Dimanche 6 décembre 1987
À l'aéroport de Fort-de-France, des manifestants empêchent Jean-Marie Le Pen d'atterrir. Sympathique, mais à quoi bon ?
Lundi 7 décembre 1987
Après avoir rencontré Margaret Thatcher lors d'une brève escale près de Londres, Mikhail Gorbatchev se rend à Washington pour sa première visite officielle aux États-Unis et son troisième Sommet avec Ronald Reagan.

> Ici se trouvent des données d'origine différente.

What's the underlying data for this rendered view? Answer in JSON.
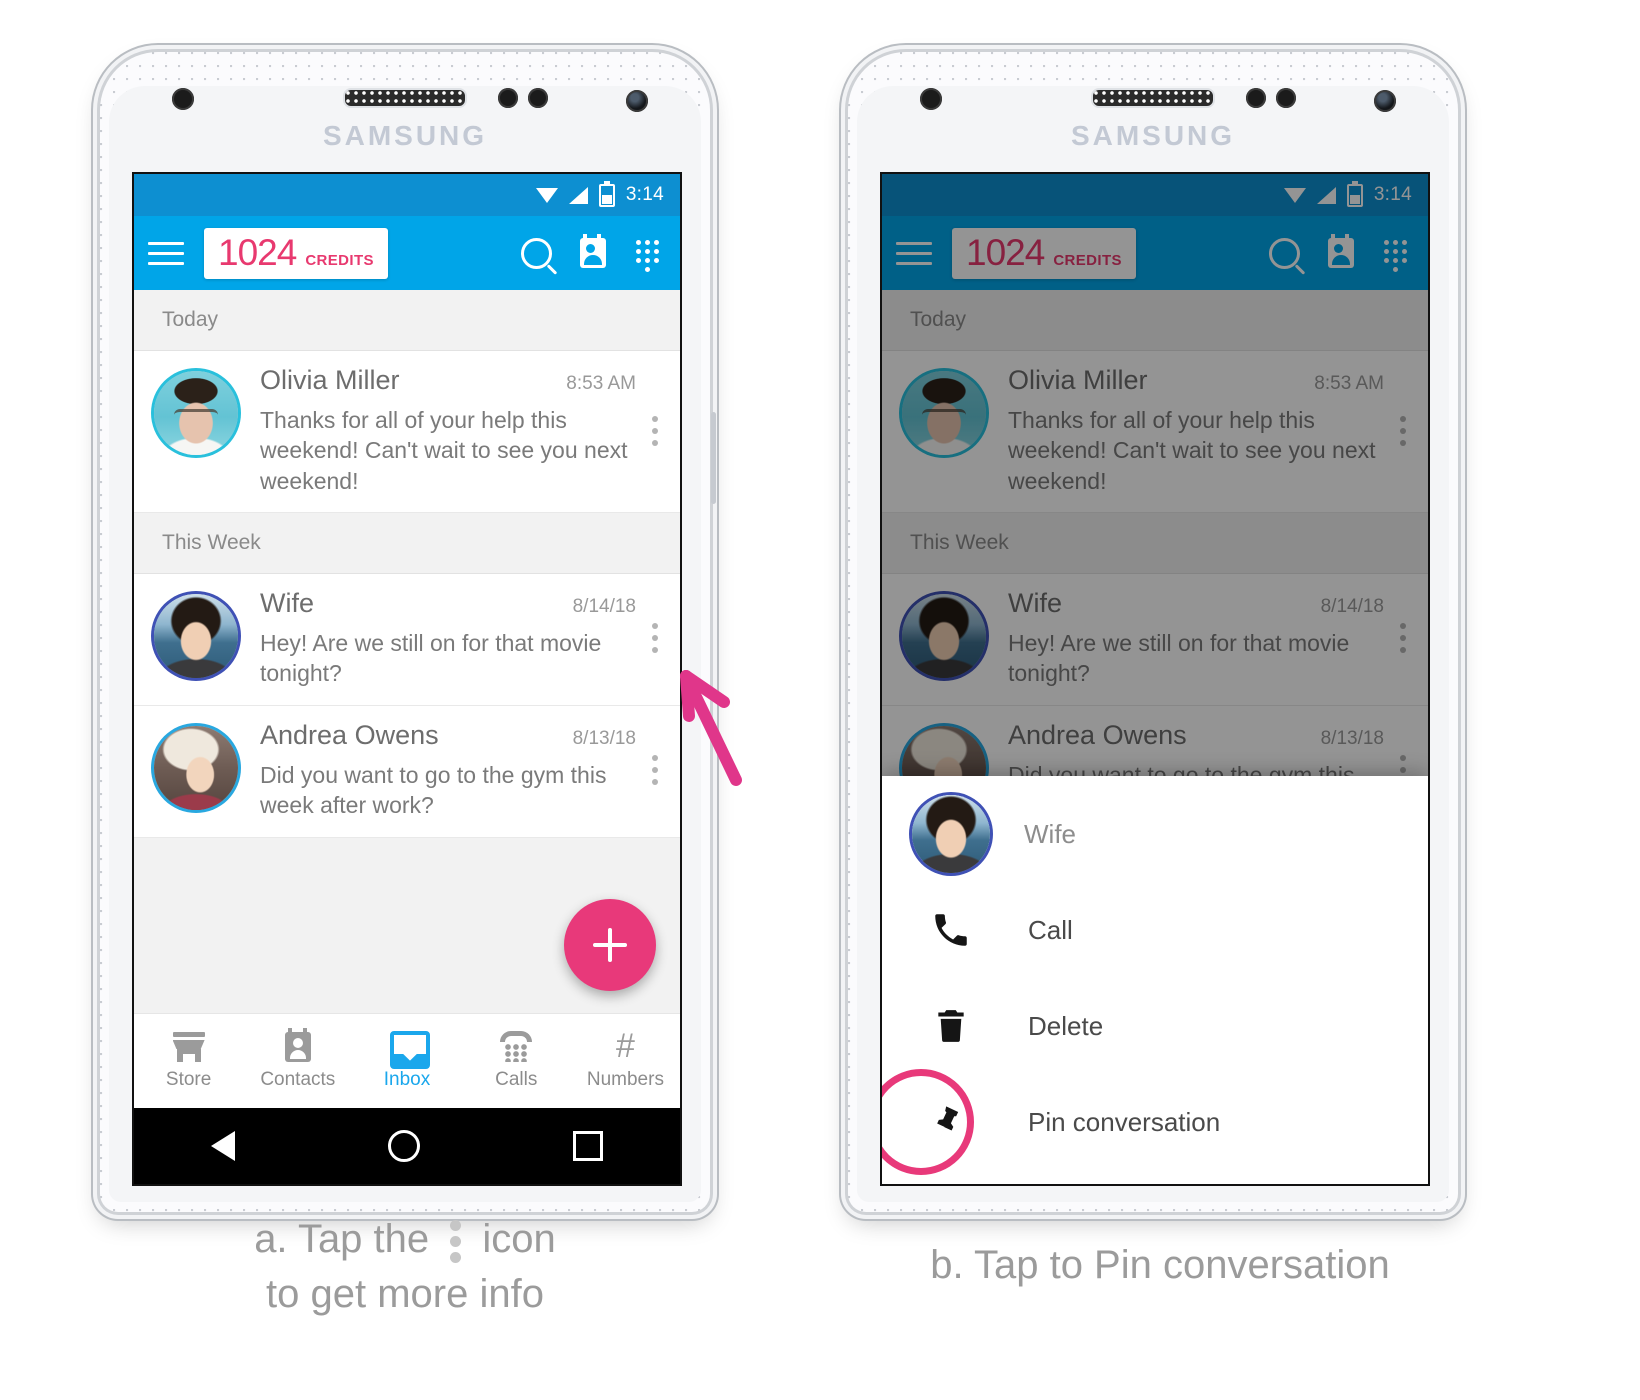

Une vingtaine de sympathisants des Moudjahidin du peuple sont interpellés en France.
Mardi 8 décembre 1987
Mikhaïl Gorbatchev et Ronald Reagan signent à la Maison Blanche le traité de démantèlement des missiles nucléaires intermédiaires soviétiques et américains en Europe. Bien qu'il ne porte que sur 4 % des arsenaux nucléaires, cet accord d'option zéro est historique : c'est le premier véritable accord de désarmement de l'ère nucléaire. La déclaration finale en envisage d'autres et prévoit un quatrième Sommet au printemps 1988 à Moscou.
En visite au Creusot, le Président commente la nouvelle : Je m'en réjouis et je ne comprends pas cette sorte de refus qui s'est inscrit dans les cerveaux. Si l'on ne désarme pas, on armera, et, de cette façon, on ruinera les économies sans garantir davantage la sécurité, mais, au contraire, en la mettant davantage en péril. Mon choix est fait : il faut désarmer et refuser la proposition de ceux qui vous disent non.
Adoption définitive de la loi sur la mutualisation du Crédit Agricole.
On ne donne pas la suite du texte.